How the Snake Lost its Legs
"On the High and Far-Off Times the Elephant, O Best Beloved, had no trunk." So begins Mr. Kipling’s story of how the elephant got its long nose. You want to know how the camel got its hump? He’ll spin another story for you, and say that "it was so—just so—a long time ago." None of these stories is true, of course, but they are fun to read.
So some people might wonder: How did the snake lose its legs? Mr. Kipling didn’t write about that, but evolutionists have a just-so story of their own. It goes something like this. "On the High and Far-Off times the snake had legs. It was a lot like a lizard, but it spent all its time crawling around in tunnels and burrows. After a while, the legs and ears disappeared because they got in the way. And that’s how the snake lost its legs—just so—a long time ago."
How did this happen? In the evolutionists’ story, lots of little changes are supposed to become big changes over a long period of time. No one knows how this happens, but evolutionists think they have proof. They point out that some snakes, like boas and pythons, have tiny bones toward the back of their bodies. These are supposed to be "legs" left over from their lizard-like ancestors. Actually, we don’t know why they’re so important. We can make some good guesses, but scientists have learned that ignorance of a thing’s use is not the same as that thing’s being useless.
Evolutionists have other problems with their story. For instance, scientists have shown that the movement of a snake is very efficient. This means that when a snake is cruising along the ground in the normal way, it uses very little energy. But when a snake starts to crawl through tunnels, it uses a lot more energy. This is bad for the animal. If it is less efficient, then it must work harder for its food. If it has to work harder for its food, then it will produce fewer babies. And if it has fewer babies, it will die out.
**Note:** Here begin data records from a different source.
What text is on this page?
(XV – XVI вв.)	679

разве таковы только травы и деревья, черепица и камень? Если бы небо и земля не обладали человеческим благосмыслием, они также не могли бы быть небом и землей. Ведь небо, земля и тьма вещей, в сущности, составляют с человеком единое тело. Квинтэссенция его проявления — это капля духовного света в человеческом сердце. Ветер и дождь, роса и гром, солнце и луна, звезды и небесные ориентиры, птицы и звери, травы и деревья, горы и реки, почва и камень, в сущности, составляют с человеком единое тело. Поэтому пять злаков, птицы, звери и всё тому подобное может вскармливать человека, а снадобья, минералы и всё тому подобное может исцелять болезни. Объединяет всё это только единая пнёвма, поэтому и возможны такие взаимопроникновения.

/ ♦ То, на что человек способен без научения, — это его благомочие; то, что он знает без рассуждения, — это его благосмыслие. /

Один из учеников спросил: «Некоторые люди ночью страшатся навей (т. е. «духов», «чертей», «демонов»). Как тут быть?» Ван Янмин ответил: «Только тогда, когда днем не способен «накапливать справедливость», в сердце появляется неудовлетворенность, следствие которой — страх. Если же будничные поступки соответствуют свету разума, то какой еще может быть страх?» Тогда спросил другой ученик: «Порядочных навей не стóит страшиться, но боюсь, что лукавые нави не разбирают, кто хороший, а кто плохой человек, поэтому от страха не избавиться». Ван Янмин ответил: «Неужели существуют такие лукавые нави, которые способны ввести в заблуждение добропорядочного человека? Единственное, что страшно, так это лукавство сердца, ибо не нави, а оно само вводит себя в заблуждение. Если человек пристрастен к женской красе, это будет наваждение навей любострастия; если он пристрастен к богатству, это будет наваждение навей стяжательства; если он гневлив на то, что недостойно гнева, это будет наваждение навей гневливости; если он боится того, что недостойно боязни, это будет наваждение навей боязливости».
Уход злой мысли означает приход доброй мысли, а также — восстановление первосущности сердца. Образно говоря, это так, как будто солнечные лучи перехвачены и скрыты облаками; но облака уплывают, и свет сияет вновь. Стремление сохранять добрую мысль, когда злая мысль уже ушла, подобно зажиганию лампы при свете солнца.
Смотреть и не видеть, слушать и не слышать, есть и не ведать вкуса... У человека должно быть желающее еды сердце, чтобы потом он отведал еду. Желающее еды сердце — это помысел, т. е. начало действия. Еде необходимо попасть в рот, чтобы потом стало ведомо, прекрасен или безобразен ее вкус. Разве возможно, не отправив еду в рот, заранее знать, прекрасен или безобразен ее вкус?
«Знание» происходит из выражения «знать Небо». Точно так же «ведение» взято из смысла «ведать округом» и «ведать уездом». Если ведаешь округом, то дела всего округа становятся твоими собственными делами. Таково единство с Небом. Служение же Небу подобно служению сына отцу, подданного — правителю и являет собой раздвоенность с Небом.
Evolutionists will have to come up with another just-so story. But the problem does not stop at losing legs and ears. Some snakes have special fangs to inject venom. Some snakes can separate their jaws and swallow a meal whole. And some snakes have sensitive organs that can detect the warm bodies of their next victim.
All of this cannot be the result of nature because it works so well together. Nature cannot know whether something will be good, so it can’t make just the right changes at just the right time. But God does know what is good, and God made the super slithering snake.